Há 10 anos que reúne as experiências dos jovens que se rebelaram contra a autoridade na Barcelona dos anos 60 e 70
Por Gemma Tramullas | 02/08/2017
Por ocasião de uma investigação sobre a produção gráfica do anarquismo, O Observatório da Vida Cotidiana (L’Observatori de la Vida Quotidiana) reuniu no passado dia 19 de julho na La Virreina várias pessoas que viveram o chamado “Curtíssimo Verão da Anarquia”, que abalou a Barcelona de 1977. Um desses testemunhos foi o de Canti Casanovas (Barcelona, 1951), que tocou com o Ssnifferss no grandioso comício da CNT em Montjuïc e participou das Jornadas Libertárias do Park Güell.
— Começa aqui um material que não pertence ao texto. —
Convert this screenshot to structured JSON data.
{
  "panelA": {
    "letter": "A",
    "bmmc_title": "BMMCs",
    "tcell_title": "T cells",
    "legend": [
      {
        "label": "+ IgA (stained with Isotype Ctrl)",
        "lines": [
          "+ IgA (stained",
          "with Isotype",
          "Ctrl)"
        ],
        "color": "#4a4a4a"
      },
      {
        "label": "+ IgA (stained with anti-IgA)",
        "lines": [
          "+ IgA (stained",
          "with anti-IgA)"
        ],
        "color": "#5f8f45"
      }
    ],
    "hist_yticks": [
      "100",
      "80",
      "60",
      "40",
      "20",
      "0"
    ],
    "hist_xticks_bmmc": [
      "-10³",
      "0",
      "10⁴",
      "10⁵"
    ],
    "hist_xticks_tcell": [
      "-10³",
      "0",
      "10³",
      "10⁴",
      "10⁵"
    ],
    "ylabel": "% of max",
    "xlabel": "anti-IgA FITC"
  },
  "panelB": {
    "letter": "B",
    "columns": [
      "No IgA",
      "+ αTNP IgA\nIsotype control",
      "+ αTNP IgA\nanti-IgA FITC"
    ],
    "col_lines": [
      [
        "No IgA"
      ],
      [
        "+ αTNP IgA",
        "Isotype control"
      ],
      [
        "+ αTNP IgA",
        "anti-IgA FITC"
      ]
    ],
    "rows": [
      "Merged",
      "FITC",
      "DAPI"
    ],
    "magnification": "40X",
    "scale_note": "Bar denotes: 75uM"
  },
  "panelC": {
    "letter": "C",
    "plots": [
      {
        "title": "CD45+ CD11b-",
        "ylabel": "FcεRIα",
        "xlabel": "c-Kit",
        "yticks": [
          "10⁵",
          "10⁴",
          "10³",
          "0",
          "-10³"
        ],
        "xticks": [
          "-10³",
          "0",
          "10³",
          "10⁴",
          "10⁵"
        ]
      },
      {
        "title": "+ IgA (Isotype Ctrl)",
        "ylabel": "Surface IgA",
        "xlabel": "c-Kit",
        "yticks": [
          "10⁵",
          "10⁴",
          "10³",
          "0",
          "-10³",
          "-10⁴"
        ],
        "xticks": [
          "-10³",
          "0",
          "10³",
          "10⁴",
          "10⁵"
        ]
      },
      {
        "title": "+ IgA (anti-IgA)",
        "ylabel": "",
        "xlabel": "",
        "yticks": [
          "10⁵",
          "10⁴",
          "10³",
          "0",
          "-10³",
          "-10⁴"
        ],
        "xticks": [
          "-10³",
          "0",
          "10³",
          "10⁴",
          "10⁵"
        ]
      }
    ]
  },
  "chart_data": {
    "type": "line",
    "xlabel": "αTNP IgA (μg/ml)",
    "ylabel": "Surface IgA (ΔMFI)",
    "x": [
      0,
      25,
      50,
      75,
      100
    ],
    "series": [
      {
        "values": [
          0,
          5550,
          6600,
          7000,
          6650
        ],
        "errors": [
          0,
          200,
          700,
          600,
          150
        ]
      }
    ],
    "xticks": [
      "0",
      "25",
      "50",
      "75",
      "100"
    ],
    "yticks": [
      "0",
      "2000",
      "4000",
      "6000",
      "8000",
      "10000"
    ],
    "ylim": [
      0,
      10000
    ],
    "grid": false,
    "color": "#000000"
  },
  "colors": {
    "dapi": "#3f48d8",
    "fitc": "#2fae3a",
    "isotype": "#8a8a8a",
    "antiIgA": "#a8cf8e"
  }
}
Convidamo-lo a regressar ao local dos fatos.
– De onde vem o seu nome, Canti? Na verdade, meu nome é Josep Maria. Em 1973 eu editei uma revista intitulada “Cantidades” e, portanto, o pseudônimo, com o qual eu continuei a assinar desenhos em outras publicações.
– “Cantidades” de quê? Era uma revista que não pretendia ser nada mais do que uma espécie de personificação de uma experiência lisérgica através de desenhos.
– O LSD era a droga da época. Não quero fazer proselitismo, mas o LSD teve um efeito cultural. Tomados em comunidade, em determinadas áreas, esta substância permitiu-nos viver a experiência de quebrar a fronteira do tempo. Muitos jovens perceberam que o tempo que temos aqui não existe realmente e que mudou nossas vidas.
– Em que sentido? Depois de tal experiência, o único sentimento que lhe resta é o amor pelos outros. O ego se dissolve no grupo, que passa a ser a coisa mais importante. Você também pode chegar a esta conclusão por outros sistemas, é claro, mas você viu um retrato tão perfeito da figura de um pai autoritário ou de um guarda civil ou do que for, que você diz: “Eu não quero ser assim”.
– Este foi um dos ingredientes da revolta juvenil dos anos 60 e 70. Jovens desclassificados nos encontrávamos no Gótic e convertemos o bar London, a praça do Rei e algum outro bar em salas de leitura onde devorávamos a Hesse, Baudelaire, Artaud ou García Márquez. Foi o início de um movimento contracultural autóctone em Barcelona. Pensávamos que éramos quatro gatos pingados, mas éramos milhares. Pela primeira vez, a juventude tinha consciência como sujeito político.
– Há 10 anos que reúne estas experiências no site La Web SenseNom (lwsn.net). A memória de nossa juventude não existe, foi encurralada ou reduzida a seus elementos mais folclóricos. Entre a narrativa dos fatos políticos da época e o que a nostalgia perverteu, há toda uma experiência humana, micro-histórias que não são explicadas, então eu tentei colocar os meios para as pessoas falarem. Remover essas memórias às vezes dói. Não podemos esquecer que a AIDS matou muita gente.
– Que interesse essas histórias têm para o público em geral? Falamos sobre o número de pessoas que queriam ter uma experiência total de vida, que não se vendeu por um trabalho alienante em um escritório porque queria fazer da sua vida algo revolucionário e a revolução começa com si mesmo. Estes jovens não fracassaram em todas as suas propostas. Desde então, nada voltou a ser o mesmo: nem a sexualidade, nem a família, nem a religião…
– O que você acha vendo o Parque Güell convertido em uma atração turística? Se damos um valor monetário para tudo não chegaremos a lugar nenhum. O Parque Güell era um espaço livre e não acho que seja necessário transformá-lo em um negócio. Tenho a sensação de que vivemos no dia da marmota: se levanta todos os dias e tudo permanece igual, e tens que começar de novo. Mas como dizem os versos de García Lorca: o sonho vai sobre o tempo, a flutuar como um veleiro/ninguém pode abrir sementes no coração do sonho. O tempo nos faz escravos, mas além do tempo nossos sonhos continuarão.
– Você nunca jogou a toalha. Refirmou a ideia fundamental da acracia. A raça humana pode viver perfeitamente sem que exista um poder centralizado e, na verdade, a sociedade não iria funcionar se não houvesse redes de solidariedade entre as pessoas.